Castro, una vez aclamada como una de las mejores aplicaciones para podcasts, parece haber llegado a su fin. Una despedida que aunque puede no habernos tomado por sorpresa, ha sido mucho más brusca de lo que cabría esperar, pues la aplicación, sin más, ha dejado de funcionar.
Un adiós muy repentino
Durante años, Castro destacó por su enfoque único en la gestión de suscripciones. Permitía a los usuarios suscribirse a programas y luego administrarlos a través de un sistema de cola, lo que facilitaba seguir programas con episodios diarios y no perderse los favoritos. Esta simple, pero única, característica la hizo muy popular, especialmente entre aquellos que querían mantenerse al día con sus episodios.
A finales del año pasado, sin embargo, comenzaron los problemas para Castro. La competencia con otras aplicaciones como la de Apple, el hecho de que Google quiere que llevemos los podcasts a YouTube Music u Overcast, se intensificó. Overcast, con funciones como la reducción de silencios y Voice Boost, se convirtió en la opción predeterminada para muchos, afectando la popularidad de Castro.

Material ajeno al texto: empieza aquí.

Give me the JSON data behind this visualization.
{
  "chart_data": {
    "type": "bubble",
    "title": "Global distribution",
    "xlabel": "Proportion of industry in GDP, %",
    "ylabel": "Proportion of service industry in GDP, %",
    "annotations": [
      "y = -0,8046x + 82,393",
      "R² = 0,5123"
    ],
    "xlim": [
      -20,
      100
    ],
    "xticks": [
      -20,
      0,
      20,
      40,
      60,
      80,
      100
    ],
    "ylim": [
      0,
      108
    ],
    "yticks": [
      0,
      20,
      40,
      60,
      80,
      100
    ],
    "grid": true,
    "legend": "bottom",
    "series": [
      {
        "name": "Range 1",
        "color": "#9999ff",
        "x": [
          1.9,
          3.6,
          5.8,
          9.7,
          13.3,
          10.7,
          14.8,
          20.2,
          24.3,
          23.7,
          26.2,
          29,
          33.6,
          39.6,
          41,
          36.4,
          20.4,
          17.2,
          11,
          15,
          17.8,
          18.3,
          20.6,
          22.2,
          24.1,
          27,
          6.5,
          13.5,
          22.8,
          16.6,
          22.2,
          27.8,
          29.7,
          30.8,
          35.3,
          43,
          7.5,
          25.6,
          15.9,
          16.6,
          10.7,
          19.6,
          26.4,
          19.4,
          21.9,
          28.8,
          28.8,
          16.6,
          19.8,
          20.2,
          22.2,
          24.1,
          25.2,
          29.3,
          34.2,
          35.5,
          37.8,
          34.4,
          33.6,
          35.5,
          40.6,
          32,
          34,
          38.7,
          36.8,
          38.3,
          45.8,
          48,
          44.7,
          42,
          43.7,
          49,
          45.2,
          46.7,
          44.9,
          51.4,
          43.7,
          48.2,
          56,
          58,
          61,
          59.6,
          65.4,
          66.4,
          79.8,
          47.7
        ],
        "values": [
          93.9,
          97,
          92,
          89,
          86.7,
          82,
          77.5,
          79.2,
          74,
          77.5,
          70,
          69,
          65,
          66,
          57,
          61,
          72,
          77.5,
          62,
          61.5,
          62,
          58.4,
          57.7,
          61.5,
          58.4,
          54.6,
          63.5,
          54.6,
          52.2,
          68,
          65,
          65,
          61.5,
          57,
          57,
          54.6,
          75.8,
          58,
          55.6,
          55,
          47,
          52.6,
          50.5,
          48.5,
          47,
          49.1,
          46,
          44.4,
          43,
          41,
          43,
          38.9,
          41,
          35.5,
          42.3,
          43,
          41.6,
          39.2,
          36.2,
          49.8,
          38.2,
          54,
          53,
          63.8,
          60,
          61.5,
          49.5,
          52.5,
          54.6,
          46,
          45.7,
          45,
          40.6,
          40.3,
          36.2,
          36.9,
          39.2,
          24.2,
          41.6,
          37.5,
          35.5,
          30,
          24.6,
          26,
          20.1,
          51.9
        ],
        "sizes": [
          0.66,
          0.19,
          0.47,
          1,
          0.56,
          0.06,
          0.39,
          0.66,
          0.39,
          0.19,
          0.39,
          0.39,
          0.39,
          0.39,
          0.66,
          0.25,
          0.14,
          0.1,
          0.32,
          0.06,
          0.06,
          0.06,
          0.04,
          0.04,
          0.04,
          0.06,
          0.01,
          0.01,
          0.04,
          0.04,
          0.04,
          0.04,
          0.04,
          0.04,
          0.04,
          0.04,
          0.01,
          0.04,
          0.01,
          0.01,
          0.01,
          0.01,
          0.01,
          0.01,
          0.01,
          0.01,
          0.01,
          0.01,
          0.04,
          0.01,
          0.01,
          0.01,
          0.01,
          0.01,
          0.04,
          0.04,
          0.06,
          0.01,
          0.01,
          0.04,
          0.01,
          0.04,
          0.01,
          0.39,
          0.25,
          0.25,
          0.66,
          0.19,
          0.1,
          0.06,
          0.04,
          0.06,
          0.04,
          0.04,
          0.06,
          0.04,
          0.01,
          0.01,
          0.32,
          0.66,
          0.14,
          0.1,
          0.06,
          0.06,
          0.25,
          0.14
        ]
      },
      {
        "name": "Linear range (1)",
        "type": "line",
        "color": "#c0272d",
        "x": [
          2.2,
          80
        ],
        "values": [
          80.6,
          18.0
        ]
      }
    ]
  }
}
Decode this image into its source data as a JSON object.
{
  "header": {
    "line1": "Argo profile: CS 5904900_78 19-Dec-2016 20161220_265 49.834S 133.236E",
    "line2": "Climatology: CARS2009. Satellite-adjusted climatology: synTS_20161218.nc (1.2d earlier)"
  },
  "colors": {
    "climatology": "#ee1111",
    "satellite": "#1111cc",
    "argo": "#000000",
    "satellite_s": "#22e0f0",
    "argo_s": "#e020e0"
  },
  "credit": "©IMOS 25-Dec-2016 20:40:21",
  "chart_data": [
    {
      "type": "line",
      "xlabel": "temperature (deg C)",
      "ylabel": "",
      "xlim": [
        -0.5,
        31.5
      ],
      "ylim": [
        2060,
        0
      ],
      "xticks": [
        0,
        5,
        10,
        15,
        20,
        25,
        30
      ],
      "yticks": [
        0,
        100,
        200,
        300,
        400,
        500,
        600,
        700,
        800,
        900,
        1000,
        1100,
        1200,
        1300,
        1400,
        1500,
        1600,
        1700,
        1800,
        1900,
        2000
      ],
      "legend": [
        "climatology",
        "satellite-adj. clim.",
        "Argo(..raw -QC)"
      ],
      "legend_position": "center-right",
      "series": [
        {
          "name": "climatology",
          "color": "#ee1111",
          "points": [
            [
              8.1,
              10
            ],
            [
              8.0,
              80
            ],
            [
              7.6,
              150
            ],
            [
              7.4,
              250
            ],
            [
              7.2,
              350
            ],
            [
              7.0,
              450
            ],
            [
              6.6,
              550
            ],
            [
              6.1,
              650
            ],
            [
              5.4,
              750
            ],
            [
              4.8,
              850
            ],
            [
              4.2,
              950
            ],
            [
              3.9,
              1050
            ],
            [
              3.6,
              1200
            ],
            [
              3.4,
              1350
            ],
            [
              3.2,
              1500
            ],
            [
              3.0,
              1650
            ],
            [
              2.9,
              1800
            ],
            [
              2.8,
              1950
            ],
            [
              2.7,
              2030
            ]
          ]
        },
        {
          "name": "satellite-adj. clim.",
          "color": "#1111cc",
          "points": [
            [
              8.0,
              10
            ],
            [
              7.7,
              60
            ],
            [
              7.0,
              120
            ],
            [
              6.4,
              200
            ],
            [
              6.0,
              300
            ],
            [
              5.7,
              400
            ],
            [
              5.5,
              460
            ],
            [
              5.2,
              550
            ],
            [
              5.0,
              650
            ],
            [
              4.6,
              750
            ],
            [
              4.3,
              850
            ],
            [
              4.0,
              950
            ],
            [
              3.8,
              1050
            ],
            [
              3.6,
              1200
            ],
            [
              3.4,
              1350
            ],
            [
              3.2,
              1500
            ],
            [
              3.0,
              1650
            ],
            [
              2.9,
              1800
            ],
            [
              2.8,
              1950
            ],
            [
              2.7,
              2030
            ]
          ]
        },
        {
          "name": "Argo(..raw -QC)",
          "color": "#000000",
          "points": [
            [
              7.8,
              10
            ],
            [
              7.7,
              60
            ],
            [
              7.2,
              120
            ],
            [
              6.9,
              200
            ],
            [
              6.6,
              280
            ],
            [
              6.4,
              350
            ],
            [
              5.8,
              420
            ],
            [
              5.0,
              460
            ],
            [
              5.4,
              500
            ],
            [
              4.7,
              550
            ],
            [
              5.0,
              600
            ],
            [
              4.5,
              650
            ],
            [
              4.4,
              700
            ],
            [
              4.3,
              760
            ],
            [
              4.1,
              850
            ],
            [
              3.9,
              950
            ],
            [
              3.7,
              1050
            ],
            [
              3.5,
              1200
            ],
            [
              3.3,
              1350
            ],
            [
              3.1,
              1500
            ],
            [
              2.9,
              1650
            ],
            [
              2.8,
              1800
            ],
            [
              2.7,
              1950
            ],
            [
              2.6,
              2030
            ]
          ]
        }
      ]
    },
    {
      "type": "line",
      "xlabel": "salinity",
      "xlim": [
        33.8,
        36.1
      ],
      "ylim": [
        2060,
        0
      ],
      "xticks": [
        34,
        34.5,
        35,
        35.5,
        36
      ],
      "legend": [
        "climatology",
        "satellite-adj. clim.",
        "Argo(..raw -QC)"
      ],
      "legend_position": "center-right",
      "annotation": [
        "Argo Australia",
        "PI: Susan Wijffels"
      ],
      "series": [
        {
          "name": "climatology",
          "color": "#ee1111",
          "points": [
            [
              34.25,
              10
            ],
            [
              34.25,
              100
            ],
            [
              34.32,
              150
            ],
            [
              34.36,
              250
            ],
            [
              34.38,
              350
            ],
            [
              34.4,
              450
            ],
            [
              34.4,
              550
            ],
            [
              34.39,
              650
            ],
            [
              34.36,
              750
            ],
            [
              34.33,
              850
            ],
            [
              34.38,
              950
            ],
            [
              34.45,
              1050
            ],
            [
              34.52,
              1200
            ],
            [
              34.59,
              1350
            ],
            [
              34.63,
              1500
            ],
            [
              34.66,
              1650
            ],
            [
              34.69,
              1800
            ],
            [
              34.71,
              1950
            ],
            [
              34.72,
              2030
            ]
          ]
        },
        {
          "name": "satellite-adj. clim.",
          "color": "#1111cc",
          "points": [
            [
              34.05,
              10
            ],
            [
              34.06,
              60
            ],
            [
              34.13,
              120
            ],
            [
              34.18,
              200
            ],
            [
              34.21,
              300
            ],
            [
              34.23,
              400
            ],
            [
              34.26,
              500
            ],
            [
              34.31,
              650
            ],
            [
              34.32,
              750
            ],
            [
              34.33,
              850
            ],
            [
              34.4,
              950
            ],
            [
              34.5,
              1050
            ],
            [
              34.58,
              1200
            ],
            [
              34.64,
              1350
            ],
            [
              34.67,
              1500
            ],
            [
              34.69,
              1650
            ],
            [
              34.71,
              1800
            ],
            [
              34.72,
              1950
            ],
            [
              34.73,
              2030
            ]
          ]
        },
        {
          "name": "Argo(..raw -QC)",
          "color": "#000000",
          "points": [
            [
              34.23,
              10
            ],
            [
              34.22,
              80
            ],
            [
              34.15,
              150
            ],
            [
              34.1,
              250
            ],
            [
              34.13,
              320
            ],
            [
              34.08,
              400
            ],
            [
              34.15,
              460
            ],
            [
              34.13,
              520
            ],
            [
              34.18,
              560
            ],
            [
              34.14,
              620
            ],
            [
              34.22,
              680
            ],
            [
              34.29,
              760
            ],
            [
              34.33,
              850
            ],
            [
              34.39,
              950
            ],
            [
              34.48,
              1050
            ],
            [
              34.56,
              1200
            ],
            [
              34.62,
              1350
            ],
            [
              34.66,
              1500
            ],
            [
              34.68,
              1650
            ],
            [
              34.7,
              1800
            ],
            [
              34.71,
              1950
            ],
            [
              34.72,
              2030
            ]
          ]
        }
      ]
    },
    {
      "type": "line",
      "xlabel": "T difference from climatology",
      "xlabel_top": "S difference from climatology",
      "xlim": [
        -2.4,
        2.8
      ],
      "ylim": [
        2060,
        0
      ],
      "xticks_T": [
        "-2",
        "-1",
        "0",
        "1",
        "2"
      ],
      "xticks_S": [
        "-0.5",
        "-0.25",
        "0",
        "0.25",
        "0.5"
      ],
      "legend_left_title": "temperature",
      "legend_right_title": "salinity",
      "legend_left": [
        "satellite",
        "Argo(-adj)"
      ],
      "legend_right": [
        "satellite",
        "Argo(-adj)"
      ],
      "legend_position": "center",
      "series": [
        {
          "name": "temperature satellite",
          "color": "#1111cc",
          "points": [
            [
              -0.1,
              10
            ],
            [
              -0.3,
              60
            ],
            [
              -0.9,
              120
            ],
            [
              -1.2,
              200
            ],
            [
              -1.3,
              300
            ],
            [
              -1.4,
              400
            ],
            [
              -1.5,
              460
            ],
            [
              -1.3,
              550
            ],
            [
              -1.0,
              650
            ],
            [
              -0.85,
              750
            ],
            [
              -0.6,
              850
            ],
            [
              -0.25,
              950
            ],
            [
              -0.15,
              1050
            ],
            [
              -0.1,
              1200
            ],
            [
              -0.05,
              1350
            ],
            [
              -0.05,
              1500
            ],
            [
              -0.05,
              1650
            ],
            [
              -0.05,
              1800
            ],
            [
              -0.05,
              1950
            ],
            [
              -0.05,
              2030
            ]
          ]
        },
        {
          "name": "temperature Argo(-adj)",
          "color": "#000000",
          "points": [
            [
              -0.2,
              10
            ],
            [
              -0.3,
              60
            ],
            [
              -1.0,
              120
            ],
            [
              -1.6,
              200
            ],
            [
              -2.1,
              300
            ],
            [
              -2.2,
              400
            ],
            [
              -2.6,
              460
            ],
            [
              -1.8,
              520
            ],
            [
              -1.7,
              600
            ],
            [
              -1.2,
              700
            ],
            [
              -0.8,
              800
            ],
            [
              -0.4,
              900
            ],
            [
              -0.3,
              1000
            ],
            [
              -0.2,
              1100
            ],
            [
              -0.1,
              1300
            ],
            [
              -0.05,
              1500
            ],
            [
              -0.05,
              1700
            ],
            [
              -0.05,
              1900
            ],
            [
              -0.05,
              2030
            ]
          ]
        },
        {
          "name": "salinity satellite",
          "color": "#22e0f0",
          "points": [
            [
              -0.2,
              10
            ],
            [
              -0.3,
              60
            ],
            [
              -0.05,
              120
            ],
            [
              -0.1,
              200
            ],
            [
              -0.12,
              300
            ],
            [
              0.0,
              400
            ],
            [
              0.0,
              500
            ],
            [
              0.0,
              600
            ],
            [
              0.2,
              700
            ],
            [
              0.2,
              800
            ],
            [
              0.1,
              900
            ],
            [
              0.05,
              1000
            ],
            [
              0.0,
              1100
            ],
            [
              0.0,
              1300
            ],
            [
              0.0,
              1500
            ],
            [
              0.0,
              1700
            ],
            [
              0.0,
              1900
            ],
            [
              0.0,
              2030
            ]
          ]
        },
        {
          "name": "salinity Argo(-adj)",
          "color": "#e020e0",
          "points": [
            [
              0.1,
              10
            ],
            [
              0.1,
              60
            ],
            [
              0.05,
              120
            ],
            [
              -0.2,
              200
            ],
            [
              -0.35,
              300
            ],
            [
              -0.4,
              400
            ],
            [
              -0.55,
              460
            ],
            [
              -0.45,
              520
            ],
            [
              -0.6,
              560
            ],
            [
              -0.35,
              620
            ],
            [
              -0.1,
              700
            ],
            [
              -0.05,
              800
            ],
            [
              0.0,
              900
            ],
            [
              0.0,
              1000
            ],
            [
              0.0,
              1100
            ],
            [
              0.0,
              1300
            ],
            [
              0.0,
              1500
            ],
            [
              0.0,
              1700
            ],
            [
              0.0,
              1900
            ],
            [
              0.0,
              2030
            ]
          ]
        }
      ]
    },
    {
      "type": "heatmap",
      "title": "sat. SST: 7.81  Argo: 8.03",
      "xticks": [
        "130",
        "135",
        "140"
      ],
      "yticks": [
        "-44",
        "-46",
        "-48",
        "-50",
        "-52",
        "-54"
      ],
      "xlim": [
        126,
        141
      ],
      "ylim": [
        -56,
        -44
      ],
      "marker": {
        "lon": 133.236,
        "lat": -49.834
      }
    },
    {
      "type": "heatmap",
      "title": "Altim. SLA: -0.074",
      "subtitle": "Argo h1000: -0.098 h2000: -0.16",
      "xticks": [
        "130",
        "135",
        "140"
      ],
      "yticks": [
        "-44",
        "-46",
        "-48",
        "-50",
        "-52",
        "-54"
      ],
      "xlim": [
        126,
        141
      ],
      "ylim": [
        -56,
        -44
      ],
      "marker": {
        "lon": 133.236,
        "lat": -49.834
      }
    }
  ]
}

La situación se agravó en noviembre cuando un ex empleado, Mohit Mamoria, predijo en Twitter que la aplicación cerraría en dos meses. A pesar de que Castro no negó completamente esta afirmación, solo indicó que la publicación no era oficial ni representaba la visión de la empresa. Reconoció que buscaban vender la aplicación, mostrando una clara señal de los desafíos que enfrentaba.
Hoy por hoy, los usuarios de Castro se encuentran con una aplicación que ya no funciona y con el dominio de la misma inexistente en internet. Cómo recogen en The Verge y según numerosas publicaciones en Reddit, la aplicación ha estado inactiva desde el viernes, y su sitio web ya no existe. Los intentos de contacto a través de los correos electrónicos listados en el sitio de Castro resultan infructuosos, ya que los dominios no se encuentran y los mensajes son devueltos.
El final de Castro no es solo la desaparición de una aplicación, sino un reflejo de un mercado de podcasts cada vez más competitivo y saturado. Mientras las nuevas aplicaciones emergentes siguen ganando terreno, aplicaciones como Castro, que alguna vez fueron innovadoras, ahora se ven obligadas a cerrar sus puertas, dejando a sus usuarios buscando alternativas en un paisaje en constante cambio.